Tree Cover

C&I Issue 1, 2017

Metamaterials that act as molecular invisibility cloaks have already been used to make very small objects invisible to the eye by redirecting light waves. Now, researchers have begun to investigate the idea of using large-scale metamaterial structures to make buildings invisible to earthquakes.

‘Wouldn't it be great if we could surround a historic castle or a nuclear power station with a metamaterial, so that when the seismic waves come at it they are sent around or diverted into the ground,’ says Richard Craster, head of the department of mathematics at Imperial College. 

Together with researchers in Grenoble, France, the Imperial mathematicians carried out an experiment in a dense French forest, showing that it acts like a natural metamaterial.  Vibrations were generated and monitored in a small pine wood using seismometers, and were found to be weaker inside the forest than outside.
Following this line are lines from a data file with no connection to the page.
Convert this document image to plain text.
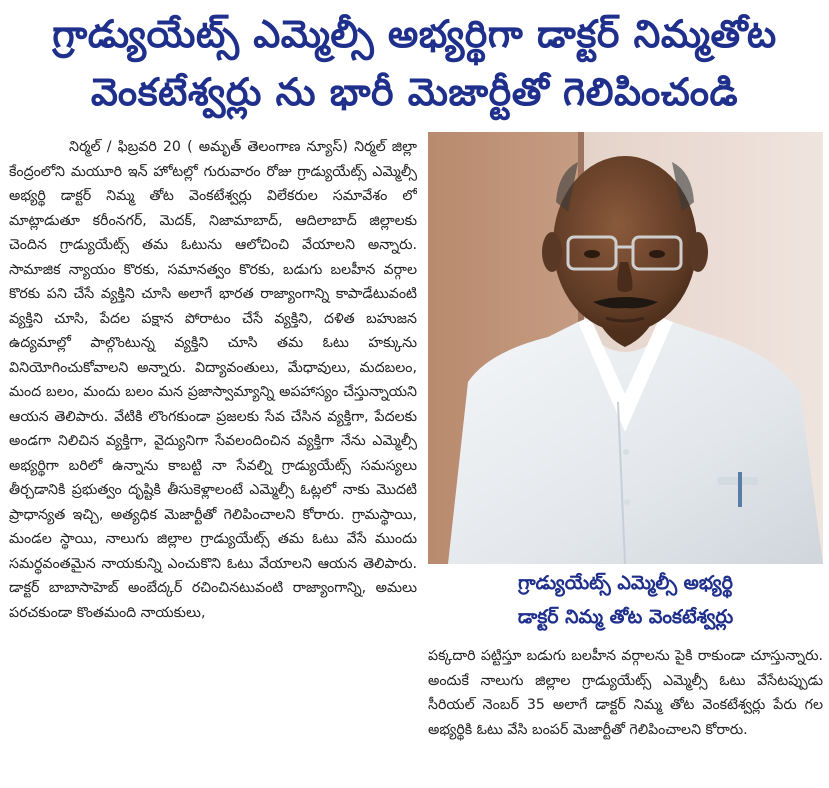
గ్రాడ్యుయేట్స్ ఎమ్మెల్సీ అభ్యర్థిగా డాక్టర్ నిమ్మతోట
వెంకటేశ్వర్లు ను భారీ మెజార్టీతో గెలిపించండి

నిర్మల్ / ఫిబ్రవరి 20 ( అమృత్ తెలంగాణ న్యూస్) నిర్మల్ జిల్లా కేంద్రంలోని మయూరి ఇన్ హోటల్లో గురువారం రోజు గ్రాడ్యుయేట్స్ ఎమ్మెల్సీ అభ్యర్థి డాక్టర్ నిమ్మ తోట వెంకటేశ్వర్లు విలేకరుల సమావేశం లో మాట్లాడుతూ కరీంనగర్, మెదక్, నిజామాబాద్, ఆదిలాబాద్ జిల్లాలకు చెందిన గ్రాడ్యుయేట్స్ తమ ఓటును ఆలోచించి వేయాలని అన్నారు. సామాజిక న్యాయం కొరకు, సమానత్వం కొరకు, బడుగు బలహీన వర్గాల కొరకు పని చేసే వ్యక్తిని చూసి అలాగే భారత రాజ్యాంగాన్ని కాపాడేటువంటి వ్యక్తిని చూసి, పేదల పక్షాన పోరాటం చేసే వ్యక్తిని, దళిత బహుజన ఉద్యమాల్లో పాల్గొంటున్న వ్యక్తిని చూసి తమ ఓటు హక్కును వినియోగించుకోవాలని అన్నారు. విద్యావంతులు, మేధావులు, మదబలం, మంద బలం, మందు బలం మన ప్రజాస్వామ్యాన్ని అపహాస్యం చేస్తున్నాయని ఆయన తెలిపారు. వేటికి లొంగకుండా ప్రజలకు సేవ చేసిన వ్యక్తిగా, పేదలకు అండగా నిలిచిన వ్యక్తిగా, వైద్యునిగా సేవలందించిన వ్యక్తిగా నేను ఎమ్మెల్సీ అభ్యర్థిగా బరిలో ఉన్నాను కాబట్టి నా సేవల్ని గ్రాడ్యుయేట్స్ సమస్యలు తీర్చడానికి ప్రభుత్వం దృష్టికి తీసుకెళ్లాలంటే ఎమ్మెల్సీ ఓట్లలో నాకు మొదటి ప్రాధాన్యత ఇచ్చి, అత్యధిక మెజార్టీతో గెలిపించాలని కోరారు. గ్రామస్థాయి, మండల స్థాయి, నాలుగు జిల్లాల గ్రాడ్యుయేట్స్ తమ ఓటు వేసే ముందు సమర్థవంతమైన నాయకున్ని ఎంచుకొని ఓటు వేయాలని ఆయన తెలిపారు. డాక్టర్ బాబాసాహెబ్ అంబేద్కర్ రచించినటువంటి రాజ్యాంగాన్ని, అమలు పరచకుండా కొంతమంది నాయకులు,

గ్రాడ్యుయేట్స్ ఎమ్మెల్సీ అభ్యర్థి
డాక్టర్ నిమ్మ తోట వెంకటేశ్వర్లు

పక్కదారి పట్టిస్తూ బడుగు బలహీన వర్గాలను పైకి రాకుండా చూస్తున్నారు. అందుకే నాలుగు జిల్లాల గ్రాడ్యుయేట్స్ ఎమ్మెల్సీ ఓటు వేసేటప్పుడు సీరియల్ నెంబర్ 35 అలాగే డాక్టర్ నిమ్మ తోట వెంకటేశ్వర్లు పేరు గల అభ్యర్థికి ఓటు వేసి బంపర్ మెజార్టీతో గెలిపించాలని కోరారు.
Trees resonate or absorb energy at certain frequencies based on their height, the researchers report. At 10-20m, the pines damped vibrations resonating at 30-45Hz, whereas the most destructive waves are less than 10Hz. To absorb energy from these seismic waves, the French researchers say structures 80 to 100m tall would be needed.

In a natural forest, the varying height of trees and gaps offer protection against a wider range of frequencies, but arranging the trees by decreasing height would be even better, they point out. And instead of using trees, we might someday design cities so that a forest of skyscrapers or other tall structures can mollify seismic waves, Philippe Roux, director of the National Centre for Scientific Research in Grenoble, told PBS news.
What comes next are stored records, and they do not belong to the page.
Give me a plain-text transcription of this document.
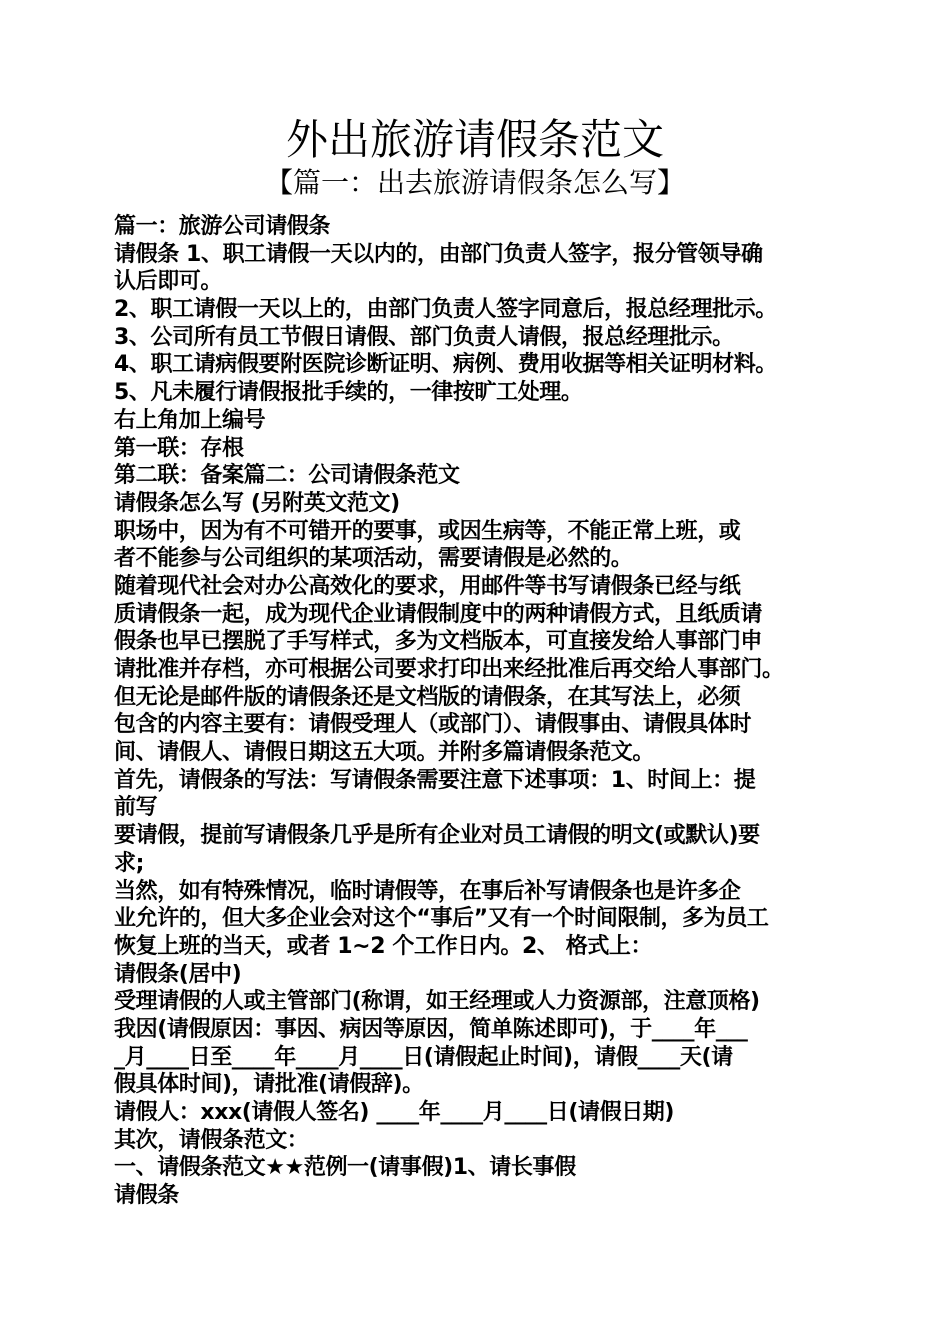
外出旅游请假条范文
【篇一：出去旅游请假条怎么写】
篇一：旅游公司请假条
请假条 1、职工请假一天以内的，由部门负责人签字，报分管领导确
认后即可。
2、职工请假一天以上的，由部门负责人签字同意后，报总经理批示。
3、公司所有员工节假日请假、部门负责人请假，报总经理批示。
4、职工请病假要附医院诊断证明、病例、费用收据等相关证明材料。
5、凡未履行请假报批手续的，一律按旷工处理。
右上角加上编号
第一联：存根
第二联：备案篇二：公司请假条范文
请假条怎么写 (另附英文范文)
职场中，因为有不可错开的要事，或因生病等，不能正常上班，或
者不能参与公司组织的某项活动，需要请假是必然的。
随着现代社会对办公高效化的要求，用邮件等书写请假条已经与纸
质请假条一起，成为现代企业请假制度中的两种请假方式，且纸质请
假条也早已摆脱了手写样式，多为文档版本，可直接发给人事部门申
请批准并存档，亦可根据公司要求打印出来经批准后再交给人事部门。
但无论是邮件版的请假条还是文档版的请假条，在其写法上，必须
包含的内容主要有：请假受理人（或部门）、请假事由、请假具体时
间、请假人、请假日期这五大项。并附多篇请假条范文。
首先，请假条的写法：写请假条需要注意下述事项：1、时间上：提
前写
要请假，提前写请假条几乎是所有企业对员工请假的明文(或默认)要
求;
当然，如有特殊情况，临时请假等，在事后补写请假条也是许多企
业允许的，但大多企业会对这个“事后”又有一个时间限制，多为员工
恢复上班的当天，或者 1~2 个工作日内。2、 格式上：
请假条(居中)
受理请假的人或主管部门(称谓，如王经理或人力资源部，注意顶格)
我因(请假原因：事因、病因等原因，简单陈述即可)，于____年___
_月____日至____年____月____日(请假起止时间)，请假____天(请
假具体时间)，请批准(请假辞)。
请假人：xxx(请假人签名) ____年____月____日(请假日期)
其次，请假条范文：
一、请假条范文★★范例一(请事假)1、请长事假
请假条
But as Craster himself acknowledges: ‘Trees are a useful proof-of-concept and handy for experiments as there are plenty of them, but to protect buildings it would need modification – and more than trees at seismic frequencies,’ notes Craster. 

Others though are more skeptical. ‘I highly doubt that it would be effective, given the bandwidth and wide range of incidence direction of the waves impinging on a structure from a real large earthquake, compared with spending the same amount of money improving the structure itself,’ comments Kim Olsen, professor of seismology at San Diego State University, California.